- Born: April 21, 1943 Dayton, Ohio, US
- Died: February 14, 1999 (aged 55)

Academic background
- Alma mater: Massachusetts Institute of Technology Cornell University

Academic work
- Discipline: biomechanics
- Institutions: Harvard University
- Notable works: Muscles, Reflexes and Locomotion

= Thomas A. McMahon =

American scientist and novelist

Thomas Arthur McMahon (April 21, 1943 – February 14, 1999) was an author and the Gordon McKay Professor of Applied Mechanics and Professor of Biology at Harvard University. He was born in Dayton, Ohio, and grew up in Lexington, Massachusetts.

A pioneer in biomechanics, McMahon studied terrestrial locomotion and the relationship of body size to shape and helped to develop devices for cardiac assistance and orthopedic biomechanics. He used simple mathematical models to explain complex phenomena and validated his models through experiments.
His book Muscles, Reflexes and Locomotion is considered a classic on the mathematics, chemistry, biology, and mechanics of animal locomotion.
His work with basilisk lizards showed how they run on water.

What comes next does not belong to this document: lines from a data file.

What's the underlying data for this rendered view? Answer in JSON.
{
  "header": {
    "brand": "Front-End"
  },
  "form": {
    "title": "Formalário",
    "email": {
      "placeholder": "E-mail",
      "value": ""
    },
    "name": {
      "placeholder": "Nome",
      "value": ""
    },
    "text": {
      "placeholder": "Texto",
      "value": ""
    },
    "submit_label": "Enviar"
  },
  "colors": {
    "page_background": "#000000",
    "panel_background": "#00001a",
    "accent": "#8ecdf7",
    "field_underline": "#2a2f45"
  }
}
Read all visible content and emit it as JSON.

McMahon was the inventor of the "tuned track," a special springy running surface installed in Harvard's Gordon indoor track and tennis facility. Subsequent tuned tracks were installed at Yale University and at Madison Square Garden in New York and are credited with improving running times as well as cutting in half the number of injuries.

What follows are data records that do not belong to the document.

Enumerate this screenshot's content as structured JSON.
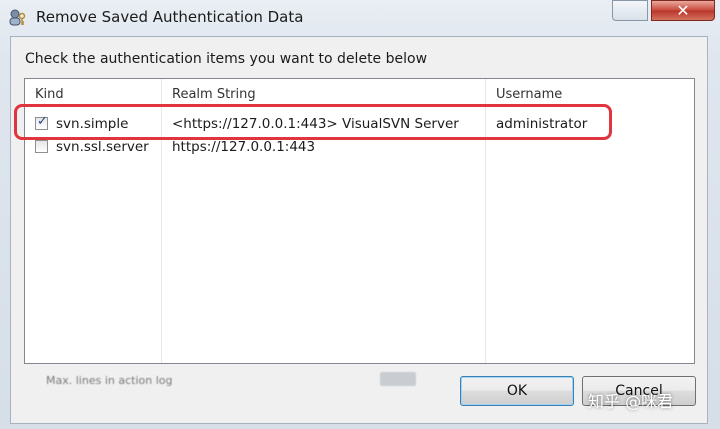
{
  "window": {
    "title": "Remove Saved Authentication Data",
    "close_glyph": "✕",
    "title_icon": "key-user-icon"
  },
  "dialog": {
    "instruction": "Check the authentication items you want to delete below",
    "columns": [
      "Kind",
      "Realm String",
      "Username"
    ],
    "rows": [
      {
        "checked": true,
        "kind": "svn.simple",
        "realm": "<https://127.0.0.1:443> VisualSVN Server",
        "username": "administrator"
      },
      {
        "checked": false,
        "kind": "svn.ssl.server",
        "realm": "https://127.0.0.1:443",
        "username": ""
      }
    ],
    "checkmark_glyph": "✓",
    "highlight_color": "#e0343f"
  },
  "buttons": {
    "ok": "OK",
    "cancel": "Cancel"
  },
  "background_status_text": "Max. lines in action log",
  "watermark": "知乎 @咪君"
}
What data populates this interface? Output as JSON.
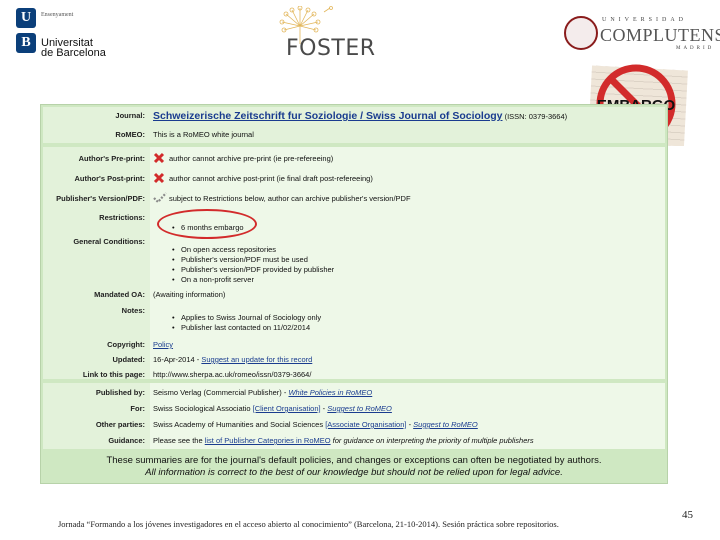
{
  "header": {
    "ub": {
      "small_text": "Ensenyament",
      "name_line1": "Universitat",
      "name_line2": "de Barcelona"
    },
    "foster": {
      "text": "FOSTER"
    },
    "ucm": {
      "line1": "UNIVERSIDAD",
      "line2": "COMPLUTENSE",
      "line3": "MADRID"
    },
    "embargo_text": "EMBARGO"
  },
  "romeo": {
    "journal_label": "Journal:",
    "journal_title": "Schweizerische Zeitschrift fur Soziologie / Swiss Journal of Sociology",
    "journal_issn": "(ISSN: 0379-3664)",
    "romeo_label": "RoMEO:",
    "romeo_value": "This is a RoMEO white journal",
    "preprint_label": "Author's Pre-print:",
    "preprint_value": "author cannot archive pre-print (ie pre-refereeing)",
    "postprint_label": "Author's Post-print:",
    "postprint_value": "author cannot archive post-print (ie final draft post-refereeing)",
    "publisher_pdf_label": "Publisher's Version/PDF:",
    "publisher_pdf_value": "subject to Restrictions below, author can archive publisher's version/PDF",
    "restrictions_label": "Restrictions:",
    "restrictions": [
      "6 months embargo"
    ],
    "general_label": "General Conditions:",
    "general_conditions": [
      "On open access repositories",
      "Publisher's version/PDF must be used",
      "Publisher's version/PDF provided by publisher",
      "On a non-profit server"
    ],
    "mandated_label": "Mandated OA:",
    "mandated_value": "(Awaiting information)",
    "notes_label": "Notes:",
    "notes": [
      "Applies to Swiss Journal of Sociology only",
      "Publisher last contacted on 11/02/2014"
    ],
    "copyright_label": "Copyright:",
    "copyright_value": "Policy",
    "updated_label": "Updated:",
    "updated_date": "16-Apr-2014",
    "updated_sep": " - ",
    "updated_link": "Suggest an update for this record",
    "link_label": "Link to this page:",
    "link_value": "http://www.sherpa.ac.uk/romeo/issn/0379-3664/",
    "published_label": "Published by:",
    "published_value": "Seismo Verlag (Commercial Publisher)",
    "published_sep": " - ",
    "published_link": "White Policies in RoMEO",
    "for_label": "For:",
    "for_value": "Swiss Sociological Associatio",
    "for_link1": "[Client Organisation]",
    "for_sep": " - ",
    "for_link2": "Suggest to RoMEO",
    "other_label": "Other parties:",
    "other_value": "Swiss Academy of Humanities and Social Sciences",
    "other_link1": "[Associate Organisation]",
    "other_sep": " - ",
    "other_link2": "Suggest to RoMEO",
    "guidance_label": "Guidance:",
    "guidance_pre": "Please see the ",
    "guidance_link": "list of Publisher Categories in RoMEO",
    "guidance_post": " for guidance on interpreting the priority of multiple publishers",
    "footer_line1": "These summaries are for the journal's default policies, and changes or exceptions can often be negotiated by authors.",
    "footer_line2": "All information is correct to the best of our knowledge but should not be relied upon for legal advice."
  },
  "caption": "Jornada “Formando a los jóvenes investigadores en el acceso abierto al conocimiento” (Barcelona, 21-10-2014). Sesión práctica sobre repositorios.",
  "page_number": "45",
  "colors": {
    "panel_green": "#cfe8c2",
    "link_blue": "#1a3c8f",
    "embargo_red": "#d22b2b"
  }
}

McMahon wrote four well-regarded novels, the last published posthumously. Loving Little Egypt won the 1988 Rosenthal Award from the American Academy of Arts and Letters. Characters in McMahon's novels are also credited with inventions, for example the odor amplifier.

==Novels==
- Principles of American Nuclear Chemistry: A Novel (1970), Little, Brown and Company, ISBN 0-226-56110-0.
- McKay's Bees (1979), Harper & Row, ISBN 0-226-56111-9.
- Loving Little Egypt (1987), Viking Press, ISBN 0-226-56109-7.
- Ira Foxglove (2004), Brook Street Press, ISBN 0-9724295-3-0.